Oil and natural gas are in significant demand worldwide, Wright told a group of officials and pipeline employees in safety hats and vests who gathered near the oil pipeline on a blustery day with 13° Fahrenheit windchills. The pipeline stretched out over the snow-covered landscape. "You have the big two right here," he said. "Let’s double oil production, build the big, beautiful twin, and we will help energize the world and we will strengthen our country and strengthen our families."

Alaska political leaders have long complained about perceived federal overreach by the US government, which oversees about 60% of lands in Alaska. Sullivan, Dunleavy and Alaska's senior US senator, Lisa Murkowski, often complained that Biden's team was too restrictive in its approach to many resource development issues. Murkowski, an at-times vocal critic of Trump, joined for the Sunday meeting in Anchorage, where she said Alaska leaders "want to partner with you. We want to be that equal at the table instead of an afterthought."
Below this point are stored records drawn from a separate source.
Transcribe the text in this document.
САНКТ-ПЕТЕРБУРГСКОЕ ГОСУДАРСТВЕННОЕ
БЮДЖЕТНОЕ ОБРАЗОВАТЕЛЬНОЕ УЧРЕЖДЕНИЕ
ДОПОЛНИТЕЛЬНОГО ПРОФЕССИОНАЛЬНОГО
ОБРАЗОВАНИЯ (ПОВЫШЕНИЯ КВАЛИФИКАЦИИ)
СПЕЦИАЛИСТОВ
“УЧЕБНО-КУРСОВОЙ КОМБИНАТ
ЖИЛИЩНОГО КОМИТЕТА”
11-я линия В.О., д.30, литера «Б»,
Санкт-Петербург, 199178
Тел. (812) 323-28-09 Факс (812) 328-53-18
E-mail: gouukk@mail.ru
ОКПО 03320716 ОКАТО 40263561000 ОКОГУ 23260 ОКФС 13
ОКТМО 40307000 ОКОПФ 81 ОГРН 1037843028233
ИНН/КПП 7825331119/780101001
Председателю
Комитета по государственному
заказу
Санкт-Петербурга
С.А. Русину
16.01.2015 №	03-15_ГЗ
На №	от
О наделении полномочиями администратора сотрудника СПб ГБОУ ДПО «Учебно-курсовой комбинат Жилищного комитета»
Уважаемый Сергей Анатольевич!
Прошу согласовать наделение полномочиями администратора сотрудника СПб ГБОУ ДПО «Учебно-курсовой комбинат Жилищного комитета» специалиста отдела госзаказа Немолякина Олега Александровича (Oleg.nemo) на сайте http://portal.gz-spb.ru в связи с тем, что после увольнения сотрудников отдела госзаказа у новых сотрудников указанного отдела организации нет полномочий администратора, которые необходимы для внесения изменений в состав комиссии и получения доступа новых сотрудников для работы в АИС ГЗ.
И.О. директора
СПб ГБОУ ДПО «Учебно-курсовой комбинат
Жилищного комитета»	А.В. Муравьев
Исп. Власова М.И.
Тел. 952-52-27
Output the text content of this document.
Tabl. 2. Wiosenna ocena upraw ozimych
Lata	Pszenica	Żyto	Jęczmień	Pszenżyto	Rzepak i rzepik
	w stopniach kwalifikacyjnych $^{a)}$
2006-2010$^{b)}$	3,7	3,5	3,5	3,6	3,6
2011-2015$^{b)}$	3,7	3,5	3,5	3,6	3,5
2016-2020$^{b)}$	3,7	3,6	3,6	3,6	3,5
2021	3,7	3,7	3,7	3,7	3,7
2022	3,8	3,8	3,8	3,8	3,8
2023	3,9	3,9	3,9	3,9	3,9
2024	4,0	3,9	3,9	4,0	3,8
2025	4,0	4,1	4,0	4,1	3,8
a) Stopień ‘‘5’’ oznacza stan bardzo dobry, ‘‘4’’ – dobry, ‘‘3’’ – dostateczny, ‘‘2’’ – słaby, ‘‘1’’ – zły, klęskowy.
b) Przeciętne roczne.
Environmentalists criticized Interior's planned rollback of restrictions in portions of the petroleum reserve. While Sullivan called the repeal a top priority, saying Congress intended to have development in the petroleum reserve, environmentalists maintain that the law balances allowances for oil drilling with a need to provide protections for sensitive areas and decried Interior's plans as wrong-headed. Erik Grafe, an attorney with Earthjustice, called the Trump administration's intense focus on oil and gas troubling, particularly in a state experiencing the real-time impacts of climate change . He called the continued pursuit of fossil fuel development "very frustrating and heartbreaking to see."